We have acted as the Company’s counsel in connection with the preparation of the Registration Statement and the Prospectus Supplement. In this connection, we have reviewed (a) the Registration Statement; (b) the Prospectus Supplement; (c) the Purchase Agreement; (d) the Warrants; (e) the Company’s Articles of Incorporation, as amended; and (f) the Company's Bylaws.
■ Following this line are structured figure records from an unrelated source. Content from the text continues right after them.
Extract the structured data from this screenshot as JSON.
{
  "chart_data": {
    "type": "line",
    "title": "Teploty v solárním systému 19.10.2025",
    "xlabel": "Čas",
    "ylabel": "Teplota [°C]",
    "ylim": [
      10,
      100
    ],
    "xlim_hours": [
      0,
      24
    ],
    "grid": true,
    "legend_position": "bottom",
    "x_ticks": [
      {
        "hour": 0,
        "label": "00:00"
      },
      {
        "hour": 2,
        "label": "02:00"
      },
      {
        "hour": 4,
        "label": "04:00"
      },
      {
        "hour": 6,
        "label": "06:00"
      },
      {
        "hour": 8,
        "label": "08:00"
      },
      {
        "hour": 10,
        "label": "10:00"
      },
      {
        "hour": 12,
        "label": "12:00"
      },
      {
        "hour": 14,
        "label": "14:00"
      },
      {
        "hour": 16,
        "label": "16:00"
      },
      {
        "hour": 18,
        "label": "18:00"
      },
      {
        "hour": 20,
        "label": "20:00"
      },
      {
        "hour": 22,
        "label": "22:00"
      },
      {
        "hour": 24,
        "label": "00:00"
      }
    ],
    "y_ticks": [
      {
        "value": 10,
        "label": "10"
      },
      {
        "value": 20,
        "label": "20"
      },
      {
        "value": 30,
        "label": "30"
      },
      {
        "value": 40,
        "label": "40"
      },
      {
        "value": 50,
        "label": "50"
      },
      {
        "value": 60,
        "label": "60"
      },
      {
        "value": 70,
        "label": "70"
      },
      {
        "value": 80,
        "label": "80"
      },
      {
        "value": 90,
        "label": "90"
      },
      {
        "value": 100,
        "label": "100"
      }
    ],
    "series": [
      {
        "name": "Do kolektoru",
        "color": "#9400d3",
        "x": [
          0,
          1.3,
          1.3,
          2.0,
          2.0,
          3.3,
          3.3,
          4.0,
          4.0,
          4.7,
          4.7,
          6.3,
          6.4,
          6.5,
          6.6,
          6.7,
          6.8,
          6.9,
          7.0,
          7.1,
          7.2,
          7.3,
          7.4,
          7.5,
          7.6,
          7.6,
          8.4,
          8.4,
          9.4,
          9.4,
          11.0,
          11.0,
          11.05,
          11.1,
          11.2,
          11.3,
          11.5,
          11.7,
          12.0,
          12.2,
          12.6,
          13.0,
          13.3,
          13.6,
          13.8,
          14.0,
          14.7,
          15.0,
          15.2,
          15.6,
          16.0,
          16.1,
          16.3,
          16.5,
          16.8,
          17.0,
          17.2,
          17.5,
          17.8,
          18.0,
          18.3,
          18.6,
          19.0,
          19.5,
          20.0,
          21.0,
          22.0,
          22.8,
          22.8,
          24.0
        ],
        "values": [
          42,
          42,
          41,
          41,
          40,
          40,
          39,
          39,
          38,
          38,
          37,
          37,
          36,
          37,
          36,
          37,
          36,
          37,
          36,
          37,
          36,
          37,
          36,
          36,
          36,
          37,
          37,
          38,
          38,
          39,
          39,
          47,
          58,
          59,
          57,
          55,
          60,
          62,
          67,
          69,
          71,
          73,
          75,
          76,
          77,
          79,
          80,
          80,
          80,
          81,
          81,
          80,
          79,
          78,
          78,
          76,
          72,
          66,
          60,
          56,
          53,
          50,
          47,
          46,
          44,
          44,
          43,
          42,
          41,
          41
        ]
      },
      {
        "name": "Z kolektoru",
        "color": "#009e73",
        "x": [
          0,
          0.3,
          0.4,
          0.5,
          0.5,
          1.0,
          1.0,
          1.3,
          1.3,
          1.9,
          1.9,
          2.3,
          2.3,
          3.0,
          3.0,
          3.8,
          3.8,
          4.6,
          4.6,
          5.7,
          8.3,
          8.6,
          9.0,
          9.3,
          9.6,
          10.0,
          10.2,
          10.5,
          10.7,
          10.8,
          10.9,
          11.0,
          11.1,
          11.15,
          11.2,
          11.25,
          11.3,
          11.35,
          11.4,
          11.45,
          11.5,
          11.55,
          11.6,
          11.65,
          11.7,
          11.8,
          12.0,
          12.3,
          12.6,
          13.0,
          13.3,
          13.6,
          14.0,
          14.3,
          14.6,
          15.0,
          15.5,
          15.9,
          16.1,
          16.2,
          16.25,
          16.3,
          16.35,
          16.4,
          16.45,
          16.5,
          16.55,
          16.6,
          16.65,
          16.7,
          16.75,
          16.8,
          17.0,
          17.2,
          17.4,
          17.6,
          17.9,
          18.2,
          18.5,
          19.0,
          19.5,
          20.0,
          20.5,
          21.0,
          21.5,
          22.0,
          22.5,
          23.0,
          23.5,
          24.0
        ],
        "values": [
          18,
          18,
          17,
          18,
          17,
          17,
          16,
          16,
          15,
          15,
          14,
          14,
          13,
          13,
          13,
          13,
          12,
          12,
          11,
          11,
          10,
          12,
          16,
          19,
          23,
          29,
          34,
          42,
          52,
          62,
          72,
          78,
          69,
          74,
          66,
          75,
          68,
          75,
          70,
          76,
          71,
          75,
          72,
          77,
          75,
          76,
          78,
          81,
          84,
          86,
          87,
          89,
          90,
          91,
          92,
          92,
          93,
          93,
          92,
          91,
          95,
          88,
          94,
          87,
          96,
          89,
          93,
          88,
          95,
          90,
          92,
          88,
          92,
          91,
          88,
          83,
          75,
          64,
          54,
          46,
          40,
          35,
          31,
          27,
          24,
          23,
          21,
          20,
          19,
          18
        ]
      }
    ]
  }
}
We have also examined originals or copies, certified or otherwise identified to our satisfaction, of such corporate records of the Company and other certificates and documents of officials of the Company, public officials and others as we have deemed appropriate for purposes of this letter. We have assumed the genuineness of all signatures, the authenticity of all documents submitted to us as originals, and the conformity to authentic original documents of all copies submitted to us as conformed and certified or reproduced copies.

 

Based upon the foregoing, we are of the opinion that (i) the Shares have been duly authorized and, when such Shares are issued and paid for in accordance with the terms of the Purchase Agreement and the Prospectus Supplement, will be validly issued, fully paid and non-assessable, (ii) the Warrants have been duly authorized by the Company and, when executed by the Company and delivered to the purchasers thereof against payment therefor in accordance with the terms of the Purchase Agreement and the Prospectus Supplement, will be valid and legally binding obligations of the Company, enforceable against the Company in accordance with their terms, and (iii) the Warrant Shares have been duly authorized and, when issued and paid for, upon exercise of the Warrants in accordance with the terms therein and the Prospectus Supplement, will be validly issued, fully paid and non-assessable.

 

 

 

ChinaNet Online Holdings, Inc.

January 17, 2018

Page 2

 

 

Our opinion is limited to the applicable statutory provisions of the Nevada Private Corporations Chapter of the Nevada Revised Statutes, Nev. Rev. Stat. Ch. 78 and, with respect to the Warrants, the laws of the State of New York. We express no opinion with respect to any other laws.

 

We hereby consent to the filing of this letter with the Commission as an exhibit to the Current Report on Form 8-K to be filed by the Company in connection with the issuance and sale of the Shares in accordance with the requirements of Item 601(b)(5) of Regulation S−K under the Securities Act and to the reference to our firm therein and in the Prospectus Supplement under the caption “Legal Matters.” In giving such consent, we do not thereby admit that this firm is within the category of persons whose consent is required under Section 7 of the Securities Act or the rules and regulations of the Commission under such Section.